We back in. I have a Raymarine camera pointed down at the swim step so I have some visibility. Patti and I use Eartech headsets to communicate. The camera helps but turns out to be of somewhat limited value *EXCEPT KNOWING WHEN TO STOP REVERSING* (highlighted because of your situation).

I finally identified and purchased a battery powered WiFi camera that does not need Internet access to show live video on my iPhone or iPad. There is a slight delay of about .5 to 1.0 secs. I plan to mount the magnetic base on the side of the pilothouse and only put the camera out when docking. The complete set up process should take less than five minutes as part of our prepping for docking.

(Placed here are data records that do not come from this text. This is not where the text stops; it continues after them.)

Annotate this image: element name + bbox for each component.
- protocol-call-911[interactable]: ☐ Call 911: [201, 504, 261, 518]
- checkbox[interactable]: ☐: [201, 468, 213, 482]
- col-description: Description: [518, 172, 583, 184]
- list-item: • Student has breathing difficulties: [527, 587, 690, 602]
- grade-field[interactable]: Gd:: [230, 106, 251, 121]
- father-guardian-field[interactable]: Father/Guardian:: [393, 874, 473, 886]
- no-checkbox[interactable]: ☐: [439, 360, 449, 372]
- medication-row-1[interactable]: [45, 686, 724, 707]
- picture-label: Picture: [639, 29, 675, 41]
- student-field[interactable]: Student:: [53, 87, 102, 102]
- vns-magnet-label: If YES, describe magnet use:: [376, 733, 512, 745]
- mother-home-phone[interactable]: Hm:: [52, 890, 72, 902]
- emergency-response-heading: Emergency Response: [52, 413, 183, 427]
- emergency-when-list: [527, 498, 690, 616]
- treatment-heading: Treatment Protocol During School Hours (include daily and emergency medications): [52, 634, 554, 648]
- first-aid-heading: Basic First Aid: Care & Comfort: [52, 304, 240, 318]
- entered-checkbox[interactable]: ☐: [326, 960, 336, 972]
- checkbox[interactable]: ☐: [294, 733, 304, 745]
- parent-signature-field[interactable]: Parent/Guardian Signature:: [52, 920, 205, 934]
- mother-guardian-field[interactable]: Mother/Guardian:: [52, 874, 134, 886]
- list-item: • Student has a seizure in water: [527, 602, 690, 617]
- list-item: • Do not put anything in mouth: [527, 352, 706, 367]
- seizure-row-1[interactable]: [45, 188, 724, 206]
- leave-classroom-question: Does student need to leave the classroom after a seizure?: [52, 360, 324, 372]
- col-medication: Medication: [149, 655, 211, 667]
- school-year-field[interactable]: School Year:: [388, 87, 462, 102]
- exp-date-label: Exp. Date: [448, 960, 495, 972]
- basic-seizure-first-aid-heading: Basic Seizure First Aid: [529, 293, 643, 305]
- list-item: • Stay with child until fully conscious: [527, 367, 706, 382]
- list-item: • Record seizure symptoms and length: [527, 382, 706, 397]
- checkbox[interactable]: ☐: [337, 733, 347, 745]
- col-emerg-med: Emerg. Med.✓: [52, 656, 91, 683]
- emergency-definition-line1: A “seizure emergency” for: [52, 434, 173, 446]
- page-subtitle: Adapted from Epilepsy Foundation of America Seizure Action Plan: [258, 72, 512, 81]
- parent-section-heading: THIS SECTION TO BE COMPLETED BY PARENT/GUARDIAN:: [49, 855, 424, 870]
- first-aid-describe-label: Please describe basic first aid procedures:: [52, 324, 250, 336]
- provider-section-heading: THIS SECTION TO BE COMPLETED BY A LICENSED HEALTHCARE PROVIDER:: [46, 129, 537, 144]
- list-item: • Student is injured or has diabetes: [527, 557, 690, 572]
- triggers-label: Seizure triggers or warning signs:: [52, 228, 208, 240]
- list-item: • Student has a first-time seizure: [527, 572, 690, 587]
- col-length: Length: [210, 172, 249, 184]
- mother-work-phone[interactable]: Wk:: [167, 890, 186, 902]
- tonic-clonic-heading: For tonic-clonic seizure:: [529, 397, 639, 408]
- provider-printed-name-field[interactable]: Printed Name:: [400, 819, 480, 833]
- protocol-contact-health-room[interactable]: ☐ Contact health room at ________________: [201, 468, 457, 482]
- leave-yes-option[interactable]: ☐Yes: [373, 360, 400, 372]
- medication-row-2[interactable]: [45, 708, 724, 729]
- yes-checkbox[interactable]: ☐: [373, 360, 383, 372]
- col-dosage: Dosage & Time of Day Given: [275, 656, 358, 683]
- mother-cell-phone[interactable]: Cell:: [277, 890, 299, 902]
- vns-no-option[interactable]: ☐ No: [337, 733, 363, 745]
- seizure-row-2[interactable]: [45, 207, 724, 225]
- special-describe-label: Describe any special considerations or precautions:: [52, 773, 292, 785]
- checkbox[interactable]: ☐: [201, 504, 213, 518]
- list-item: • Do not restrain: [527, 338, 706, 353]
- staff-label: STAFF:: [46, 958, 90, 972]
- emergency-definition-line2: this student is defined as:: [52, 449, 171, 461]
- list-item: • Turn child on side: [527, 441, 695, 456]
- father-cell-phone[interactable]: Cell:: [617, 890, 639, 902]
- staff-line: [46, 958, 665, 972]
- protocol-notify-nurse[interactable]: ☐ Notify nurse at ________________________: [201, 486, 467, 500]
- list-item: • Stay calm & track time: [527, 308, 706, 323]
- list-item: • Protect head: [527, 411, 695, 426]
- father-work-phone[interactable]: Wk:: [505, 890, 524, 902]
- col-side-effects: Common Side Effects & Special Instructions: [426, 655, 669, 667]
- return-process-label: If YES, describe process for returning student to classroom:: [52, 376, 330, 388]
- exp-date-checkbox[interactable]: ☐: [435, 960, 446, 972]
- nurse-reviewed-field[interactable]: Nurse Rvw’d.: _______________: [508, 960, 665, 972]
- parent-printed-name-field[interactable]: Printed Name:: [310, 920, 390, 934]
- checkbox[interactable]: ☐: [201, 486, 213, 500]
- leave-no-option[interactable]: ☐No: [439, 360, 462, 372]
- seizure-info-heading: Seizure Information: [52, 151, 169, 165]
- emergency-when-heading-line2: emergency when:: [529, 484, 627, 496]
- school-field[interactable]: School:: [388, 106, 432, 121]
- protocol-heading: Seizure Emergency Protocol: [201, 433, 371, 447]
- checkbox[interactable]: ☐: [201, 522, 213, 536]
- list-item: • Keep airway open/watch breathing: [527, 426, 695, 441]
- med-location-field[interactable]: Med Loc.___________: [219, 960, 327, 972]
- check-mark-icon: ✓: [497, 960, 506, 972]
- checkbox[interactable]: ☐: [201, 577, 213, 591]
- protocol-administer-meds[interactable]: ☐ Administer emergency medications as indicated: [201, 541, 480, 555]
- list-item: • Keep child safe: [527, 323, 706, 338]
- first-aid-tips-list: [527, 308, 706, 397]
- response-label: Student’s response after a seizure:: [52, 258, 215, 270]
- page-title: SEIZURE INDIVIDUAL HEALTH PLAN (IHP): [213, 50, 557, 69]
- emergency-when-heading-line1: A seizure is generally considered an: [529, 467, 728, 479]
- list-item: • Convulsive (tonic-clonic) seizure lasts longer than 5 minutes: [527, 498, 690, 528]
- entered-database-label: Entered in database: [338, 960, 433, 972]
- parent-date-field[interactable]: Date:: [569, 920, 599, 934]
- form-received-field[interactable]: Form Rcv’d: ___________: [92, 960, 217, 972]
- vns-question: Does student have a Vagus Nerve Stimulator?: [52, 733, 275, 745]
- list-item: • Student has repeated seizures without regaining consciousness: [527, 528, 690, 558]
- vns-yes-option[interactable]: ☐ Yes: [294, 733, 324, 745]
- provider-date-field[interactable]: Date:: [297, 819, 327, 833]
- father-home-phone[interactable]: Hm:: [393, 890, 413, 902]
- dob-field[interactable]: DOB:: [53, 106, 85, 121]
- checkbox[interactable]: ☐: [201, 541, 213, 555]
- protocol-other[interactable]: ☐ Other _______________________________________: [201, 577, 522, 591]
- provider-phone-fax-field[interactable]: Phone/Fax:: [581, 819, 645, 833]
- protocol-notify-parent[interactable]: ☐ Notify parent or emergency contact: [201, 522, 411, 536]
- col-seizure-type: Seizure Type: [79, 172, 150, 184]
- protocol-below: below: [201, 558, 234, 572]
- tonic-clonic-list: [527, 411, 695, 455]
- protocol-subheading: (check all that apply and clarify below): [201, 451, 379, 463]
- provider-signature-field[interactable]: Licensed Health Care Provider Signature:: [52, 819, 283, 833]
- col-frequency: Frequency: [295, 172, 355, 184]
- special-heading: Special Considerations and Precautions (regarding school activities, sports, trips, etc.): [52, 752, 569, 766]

I will be writing up a post with photos for the TF and for the BOC.

The outdoor camera is a ReoLink Argus 2, available on Amazon for about $60. I purchased it with the solar panel (total just over $100 or so) but realized that with proper mounting and only temp use I didn’t need the panel.

I also purchased a gl-iNet “Creta” travel router to create the LAN. Interestingly, the router accepts my phone as a hotspot! The router was about $50.

If this works I will purchase a second camera so I can monitor both port and starboard when backing. I will tilt the Raymarine higher so I can monitor the dinghy when I’m towing.

I also dock single handed from time to time. Like Smitty I rely on the spring line but I use a single line attached to the midship cleat just aft of the pilothouse door. It can get “interesting” but I’ve got 4 x 18” fenders mounted to the dock and 6 x 10” fenders along the port side in case I get blown off the dock toward our neighbor. Now that I’m sort of covered in bubble wrap the stress goes away and my performance improves.

Since we don’t have thrusters I’ve learned to be creative with the use of fenders by the bow for those times we need to side tie with an offsetting wind or current. Again, practice. Overall I’ve been pleasantly surprised at close quarters handling. It isn’t FD and the forefoot isn’t deep, but it’s quite workable.